The lengths it has gone to include reporting the incident to McLaren, the team in question, as well as the sport’s governing body, the FIA.
It also states that independent experts from McLaren have been invited to examine its computers and car designs.
Every line of this statement reveals how Renault is desperate to avoid the fate its competitor faced back in September – a crippling financial hit that none but the top tier of teams would be able to swallow.
McLaren is first and foremost a racing team. Formula One is it’s raison d’etre, and its extremely successful partnership with manufacturer Mercedes Benz a mere offshoot of that.

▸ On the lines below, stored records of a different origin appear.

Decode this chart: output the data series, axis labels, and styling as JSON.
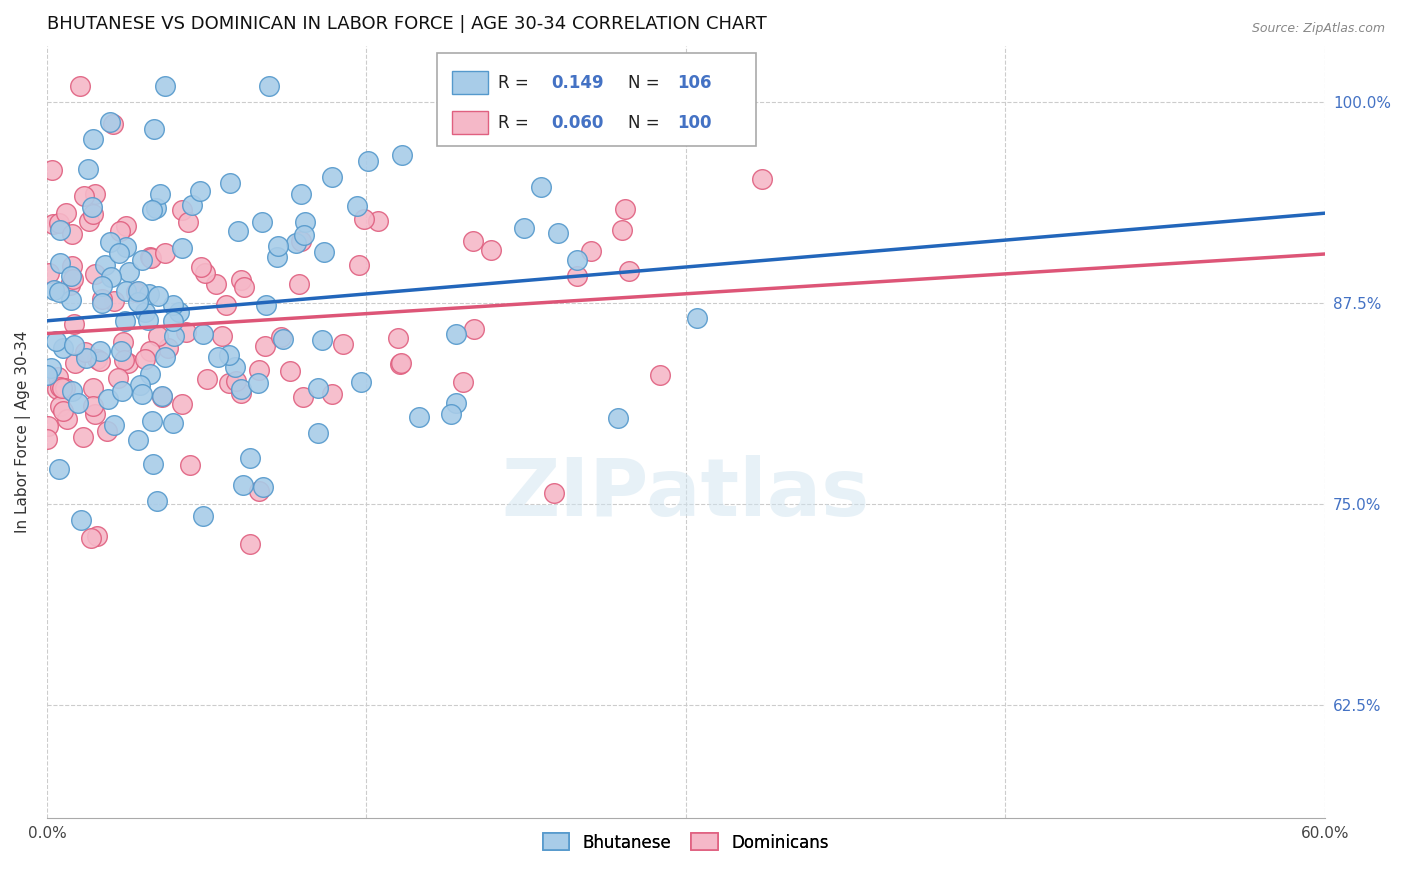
{
  "title": "BHUTANESE VS DOMINICAN IN LABOR FORCE | AGE 30-34 CORRELATION CHART",
  "source": "Source: ZipAtlas.com",
  "ylabel": "In Labor Force | Age 30-34",
  "ytick_labels": [
    "100.0%",
    "87.5%",
    "75.0%",
    "62.5%"
  ],
  "ytick_values": [
    1.0,
    0.875,
    0.75,
    0.625
  ],
  "xlim": [
    0.0,
    0.6
  ],
  "ylim": [
    0.555,
    1.035
  ],
  "blue_R": 0.149,
  "blue_N": 106,
  "pink_R": 0.06,
  "pink_N": 100,
  "blue_color": "#a8cce8",
  "pink_color": "#f5b8c8",
  "blue_edge_color": "#5599cc",
  "pink_edge_color": "#e06080",
  "blue_line_color": "#2266bb",
  "pink_line_color": "#dd5577",
  "legend_label_blue": "Bhutanese",
  "legend_label_pink": "Dominicans",
  "watermark": "ZIPatlas",
  "title_fontsize": 13,
  "axis_label_fontsize": 11,
  "tick_fontsize": 11
}
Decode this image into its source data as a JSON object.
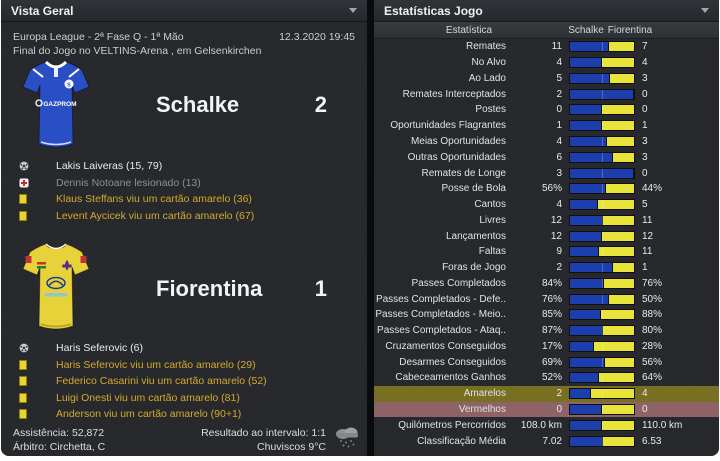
{
  "left_panel": {
    "title": "Vista Geral",
    "competition": "Europa League - 2ª Fase Q - 1ª Mão",
    "datetime": "12.3.2020 19:45",
    "venue_line": "Final do Jogo no VELTINS-Arena , em Gelsenkirchen",
    "home": {
      "name": "Schalke",
      "score": "2",
      "shirt": {
        "body_color": "#2a4fc4",
        "trim_color": "#ffffff",
        "sponsor": "GAZPROM",
        "crest": "schalke-crest"
      },
      "events": [
        {
          "icon": "goal",
          "style": "goal",
          "text": "Lakis Laiveras (15, 79)"
        },
        {
          "icon": "injury",
          "style": "injury",
          "text": "Dennis Notoane lesionado (13)"
        },
        {
          "icon": "yellow-card",
          "style": "card",
          "text": "Klaus Steffans viu um cartão amarelo (36)"
        },
        {
          "icon": "yellow-card",
          "style": "card",
          "text": "Levent Aycicek viu um cartão amarelo (67)"
        }
      ]
    },
    "away": {
      "name": "Fiorentina",
      "score": "1",
      "shirt": {
        "body_color": "#e8d23a",
        "trim_color": "#ffffff",
        "sponsor": "Mazda",
        "crest": "fiorentina-fleur"
      },
      "events": [
        {
          "icon": "goal",
          "style": "goal",
          "text": "Haris Seferovic (6)"
        },
        {
          "icon": "yellow-card",
          "style": "card",
          "text": "Haris Seferovic viu um cartão amarelo (29)"
        },
        {
          "icon": "yellow-card",
          "style": "card",
          "text": "Federico Casarini viu um cartão amarelo (52)"
        },
        {
          "icon": "yellow-card",
          "style": "card",
          "text": "Luigi Onesti viu um cartão amarelo (81)"
        },
        {
          "icon": "yellow-card",
          "style": "card",
          "text": "Anderson viu um cartão amarelo (90+1)"
        }
      ]
    },
    "footer": {
      "left_lines": [
        "Assistência: 52,872",
        "Árbitro: Circhetta, C"
      ],
      "right_lines": [
        "Resultado ao intervalo: 1:1",
        "Chuviscos 9°C"
      ],
      "weather_icon": "rain-cloud-icon"
    }
  },
  "right_panel": {
    "title": "Estatísticas Jogo",
    "colors": {
      "home_bar": "#1d3fae",
      "away_bar": "#e9e43a",
      "yellow_row": "#786f22",
      "red_row": "#8e6367"
    },
    "table": {
      "headers": [
        "Estatística",
        "Schalke",
        "Fiorentina"
      ],
      "rows": [
        {
          "label": "Remates",
          "home": "11",
          "away": "7"
        },
        {
          "label": "No Alvo",
          "home": "4",
          "away": "4"
        },
        {
          "label": "Ao Lado",
          "home": "5",
          "away": "3"
        },
        {
          "label": "Remates Interceptados",
          "home": "2",
          "away": "0"
        },
        {
          "label": "Postes",
          "home": "0",
          "away": "0"
        },
        {
          "label": "Oportunidades Flagrantes",
          "home": "1",
          "away": "1"
        },
        {
          "label": "Meias Oportunidades",
          "home": "4",
          "away": "3"
        },
        {
          "label": "Outras Oportunidades",
          "home": "6",
          "away": "3"
        },
        {
          "label": "Remates de Longe",
          "home": "3",
          "away": "0"
        },
        {
          "label": "Posse de Bola",
          "home": "56%",
          "away": "44%"
        },
        {
          "label": "Cantos",
          "home": "4",
          "away": "5"
        },
        {
          "label": "Livres",
          "home": "12",
          "away": "11"
        },
        {
          "label": "Lançamentos",
          "home": "12",
          "away": "12"
        },
        {
          "label": "Faltas",
          "home": "9",
          "away": "11"
        },
        {
          "label": "Foras de Jogo",
          "home": "2",
          "away": "1"
        },
        {
          "label": "Passes Completados",
          "home": "84%",
          "away": "76%"
        },
        {
          "label": "Passes Completados - Defe..",
          "home": "76%",
          "away": "50%"
        },
        {
          "label": "Passes Completados - Meio..",
          "home": "85%",
          "away": "88%"
        },
        {
          "label": "Passes Completados - Ataq..",
          "home": "87%",
          "away": "80%"
        },
        {
          "label": "Cruzamentos Conseguidos",
          "home": "17%",
          "away": "28%"
        },
        {
          "label": "Desarmes Conseguidos",
          "home": "69%",
          "away": "56%"
        },
        {
          "label": "Cabeceamentos Ganhos",
          "home": "52%",
          "away": "64%"
        },
        {
          "label": "Amarelos",
          "home": "2",
          "away": "4",
          "highlight": "yellow"
        },
        {
          "label": "Vermelhos",
          "home": "0",
          "away": "0",
          "highlight": "red"
        },
        {
          "label": "Quilómetros Percorridos",
          "home": "108.0 km",
          "away": "110.0 km"
        },
        {
          "label": "Classificação Média",
          "home": "7.02",
          "away": "6.53"
        }
      ]
    }
  }
}
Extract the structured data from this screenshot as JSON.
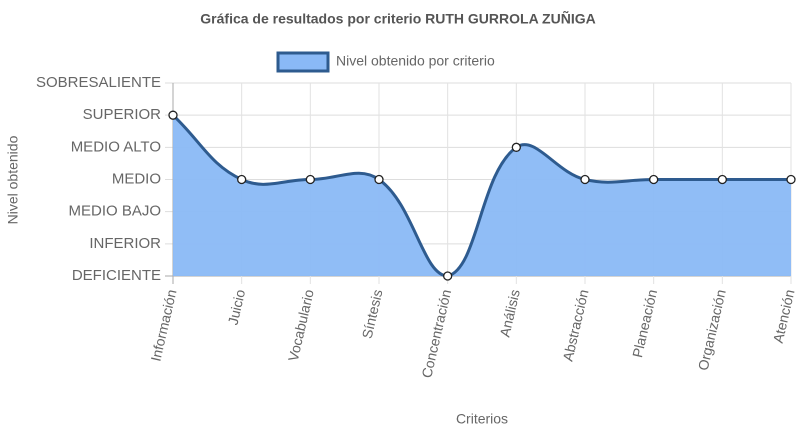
{
  "chart_data": {
    "type": "line",
    "title": "Gráfica de resultados por criterio RUTH GURROLA ZUÑIGA",
    "x_label": "Criterios",
    "y_label": "Nivel obtenido",
    "categories": [
      "Información",
      "Juicio",
      "Vocabulario",
      "Síntesis",
      "Concentración",
      "Análisis",
      "Abstracción",
      "Planeación",
      "Organización",
      "Atención"
    ],
    "series": [
      {
        "name": "Nivel obtenido por criterio",
        "color": "#2e5b8f",
        "fill_color": "#8ab9f6",
        "values": [
          5,
          3,
          3,
          3,
          0,
          4,
          3,
          3,
          3,
          3
        ]
      }
    ],
    "ylim": [
      0,
      6
    ],
    "yticks": [
      {
        "value": 0,
        "label": "DEFICIENTE"
      },
      {
        "value": 1,
        "label": "INFERIOR"
      },
      {
        "value": 2,
        "label": "MEDIO BAJO"
      },
      {
        "value": 3,
        "label": "MEDIO"
      },
      {
        "value": 4,
        "label": "MEDIO ALTO"
      },
      {
        "value": 5,
        "label": "SUPERIOR"
      },
      {
        "value": 6,
        "label": "SOBRESALIENTE"
      }
    ],
    "grid": true,
    "legend": "top"
  }
}
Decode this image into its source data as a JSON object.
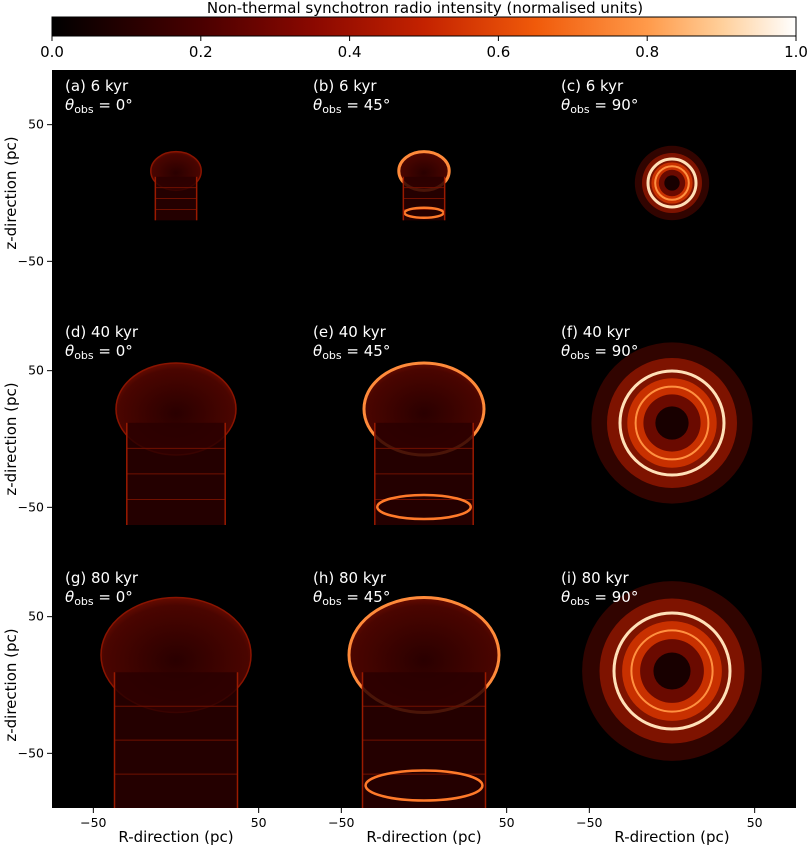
{
  "chart_data": {
    "type": "heatmap",
    "colorbar": {
      "label": "Non-thermal synchotron radio intensity (normalised units)",
      "colormap": "gist_heat",
      "range": [
        0.0,
        1.0
      ],
      "ticks": [
        "0.0",
        "0.2",
        "0.4",
        "0.6",
        "0.8",
        "1.0"
      ]
    },
    "x_axis": {
      "label": "R-direction (pc)",
      "ticks": [
        "−50",
        "50"
      ],
      "tick_values": [
        -50,
        50
      ],
      "range": [
        -75,
        75
      ]
    },
    "y_axis": {
      "label": "z-direction (pc)",
      "ticks": [
        "50",
        "−50"
      ],
      "tick_values": [
        50,
        -50
      ],
      "range": [
        -90,
        90
      ]
    },
    "panels": [
      {
        "label": "(a) 6 kyr",
        "theta": "0",
        "age_kyr": 6,
        "theta_obs_deg": 0,
        "shape": "side"
      },
      {
        "label": "(b) 6 kyr",
        "theta": "45",
        "age_kyr": 6,
        "theta_obs_deg": 45,
        "shape": "inclined"
      },
      {
        "label": "(c) 6 kyr",
        "theta": "90",
        "age_kyr": 6,
        "theta_obs_deg": 90,
        "shape": "faceon"
      },
      {
        "label": "(d) 40 kyr",
        "theta": "0",
        "age_kyr": 40,
        "theta_obs_deg": 0,
        "shape": "side"
      },
      {
        "label": "(e) 40 kyr",
        "theta": "45",
        "age_kyr": 40,
        "theta_obs_deg": 45,
        "shape": "inclined"
      },
      {
        "label": "(f) 40 kyr",
        "theta": "90",
        "age_kyr": 40,
        "theta_obs_deg": 90,
        "shape": "faceon"
      },
      {
        "label": "(g) 80 kyr",
        "theta": "0",
        "age_kyr": 80,
        "theta_obs_deg": 0,
        "shape": "side"
      },
      {
        "label": "(h) 80 kyr",
        "theta": "45",
        "age_kyr": 80,
        "theta_obs_deg": 45,
        "shape": "inclined"
      },
      {
        "label": "(i) 80 kyr",
        "theta": "90",
        "age_kyr": 80,
        "theta_obs_deg": 90,
        "shape": "faceon"
      }
    ],
    "grid": false
  },
  "symbols": {
    "theta_obs": "θ",
    "theta_sub": "obs",
    "deg": "°"
  }
}
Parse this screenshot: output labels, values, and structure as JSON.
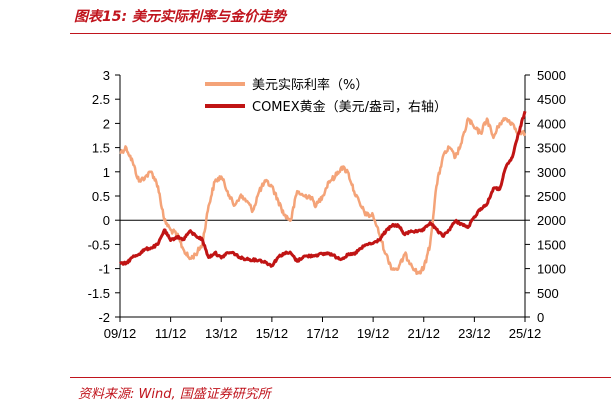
{
  "header": {
    "title": "图表15:  美元实际利率与金价走势"
  },
  "footer": {
    "source": "资料来源:  Wind,  国盛证券研究所"
  },
  "chart_data": {
    "type": "line",
    "title": "",
    "x_ticks": [
      "09/12",
      "11/12",
      "13/12",
      "15/12",
      "17/12",
      "19/12",
      "21/12",
      "23/12",
      "25/12"
    ],
    "x_range": [
      "2009-12",
      "2025-12"
    ],
    "y_left": {
      "ticks": [
        "3",
        "2.5",
        "2",
        "1.5",
        "1",
        "0.5",
        "0",
        "-0.5",
        "-1",
        "-1.5",
        "-2"
      ],
      "range": [
        -2,
        3
      ]
    },
    "y_right": {
      "ticks": [
        "5000",
        "4500",
        "4000",
        "3500",
        "3000",
        "2500",
        "2000",
        "1500",
        "1000",
        "500",
        "0"
      ],
      "range": [
        0,
        5000
      ]
    },
    "grid": false,
    "legend_position": "top-center",
    "series": [
      {
        "name": "美元实际利率（%）",
        "axis": "left",
        "color": "#f4a378",
        "x": [
          "2009-12",
          "2010-03",
          "2010-06",
          "2010-09",
          "2010-12",
          "2011-03",
          "2011-06",
          "2011-09",
          "2011-12",
          "2012-03",
          "2012-06",
          "2012-09",
          "2012-12",
          "2013-03",
          "2013-06",
          "2013-09",
          "2013-12",
          "2014-03",
          "2014-06",
          "2014-09",
          "2014-12",
          "2015-03",
          "2015-06",
          "2015-09",
          "2015-12",
          "2016-03",
          "2016-06",
          "2016-09",
          "2016-12",
          "2017-03",
          "2017-06",
          "2017-09",
          "2017-12",
          "2018-03",
          "2018-06",
          "2018-09",
          "2018-12",
          "2019-03",
          "2019-06",
          "2019-09",
          "2019-12",
          "2020-03",
          "2020-06",
          "2020-09",
          "2020-12",
          "2021-03",
          "2021-06",
          "2021-09",
          "2021-12",
          "2022-03",
          "2022-06",
          "2022-09",
          "2022-12",
          "2023-03",
          "2023-06",
          "2023-09",
          "2023-12",
          "2024-03",
          "2024-06",
          "2024-09",
          "2024-12",
          "2025-03",
          "2025-06",
          "2025-09",
          "2025-12"
        ],
        "values": [
          1.4,
          1.5,
          1.2,
          0.8,
          0.9,
          1.0,
          0.7,
          0.0,
          -0.2,
          -0.3,
          -0.6,
          -0.8,
          -0.7,
          -0.5,
          0.3,
          0.8,
          0.9,
          0.6,
          0.3,
          0.5,
          0.4,
          0.2,
          0.6,
          0.8,
          0.7,
          0.4,
          0.1,
          0.0,
          0.6,
          0.5,
          0.5,
          0.3,
          0.5,
          0.8,
          0.9,
          1.1,
          1.0,
          0.6,
          0.3,
          0.1,
          0.1,
          -0.3,
          -0.7,
          -1.0,
          -1.0,
          -0.7,
          -0.9,
          -1.1,
          -1.0,
          -0.5,
          0.7,
          1.3,
          1.5,
          1.3,
          1.6,
          2.1,
          1.9,
          1.8,
          2.1,
          1.7,
          2.0,
          2.1,
          2.0,
          1.8,
          1.8
        ]
      },
      {
        "name": "COMEX黄金（美元/盎司，右轴）",
        "axis": "right",
        "color": "#c01414",
        "x": [
          "2009-12",
          "2010-03",
          "2010-06",
          "2010-09",
          "2010-12",
          "2011-03",
          "2011-06",
          "2011-09",
          "2011-12",
          "2012-03",
          "2012-06",
          "2012-09",
          "2012-12",
          "2013-03",
          "2013-06",
          "2013-09",
          "2013-12",
          "2014-03",
          "2014-06",
          "2014-09",
          "2014-12",
          "2015-03",
          "2015-06",
          "2015-09",
          "2015-12",
          "2016-03",
          "2016-06",
          "2016-09",
          "2016-12",
          "2017-03",
          "2017-06",
          "2017-09",
          "2017-12",
          "2018-03",
          "2018-06",
          "2018-09",
          "2018-12",
          "2019-03",
          "2019-06",
          "2019-09",
          "2019-12",
          "2020-03",
          "2020-06",
          "2020-09",
          "2020-12",
          "2021-03",
          "2021-06",
          "2021-09",
          "2021-12",
          "2022-03",
          "2022-06",
          "2022-09",
          "2022-12",
          "2023-03",
          "2023-06",
          "2023-09",
          "2023-12",
          "2024-03",
          "2024-06",
          "2024-09",
          "2024-12",
          "2025-03",
          "2025-06",
          "2025-09",
          "2025-12"
        ],
        "values": [
          1100,
          1110,
          1240,
          1300,
          1400,
          1430,
          1500,
          1800,
          1580,
          1660,
          1600,
          1770,
          1680,
          1600,
          1230,
          1330,
          1220,
          1330,
          1320,
          1220,
          1200,
          1180,
          1175,
          1130,
          1060,
          1240,
          1320,
          1320,
          1150,
          1250,
          1260,
          1280,
          1300,
          1320,
          1250,
          1200,
          1280,
          1300,
          1410,
          1500,
          1520,
          1600,
          1770,
          1890,
          1890,
          1700,
          1780,
          1760,
          1800,
          1950,
          1810,
          1670,
          1800,
          1980,
          1920,
          1850,
          2070,
          2240,
          2330,
          2660,
          2640,
          3100,
          3300,
          3800,
          4250
        ]
      }
    ]
  }
}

It is impossible to imagine the company surviving in any other business.
Renault, by contrast, is first and foremost a car manufacturer and the F1 team is a small part of its activities. The successes achieved by the team are no doubt viewed back in Paris and, indeed, funded as marketing material to keep the legions of Clios, Scenics and Meganes on Europe’s roads.
You might remember that, a year or two ago, it looked like the Renault management was beginning to lose enthusiasm for pouring money into Formula One.
Uncertainty about whether there would be a Renault team to drive for in the future was almost certainly a major motivating factor for Alonso signing for McLaren in the first place.
Why on earth else would he have walked away from a team with which he had won two back-to-back world championships?
It was also likely to have been a significant contributor to Mark Webber’s decision to go to Red Bull than to manager Flavio Briatore’s team – a move that Briatore has often since said he lobbied for.
Here at Brits on Pole we think it is inconceivable that the corporation that controls the purse strings would take a financial hit even a fifth the size of the one McLaren faced.
While that fine was clearly intended to be punitive, and is not necessarily likely to be repeated, the tone of the statement released by Renault F1 today suggests that they know exactly how high the stakes are.
Which brings us round to the title of this piece.
If Alonso wouldn’t stay with Renault in 2007, when the possibility of manufacturer backing being withdrawn was a distant threat never destined to materialise, can he possibly sign a contract now with something like this hanging over his head?
And it’s not like he’s got unlimited time to make his mind up. The WMC hearing’s currently a month away.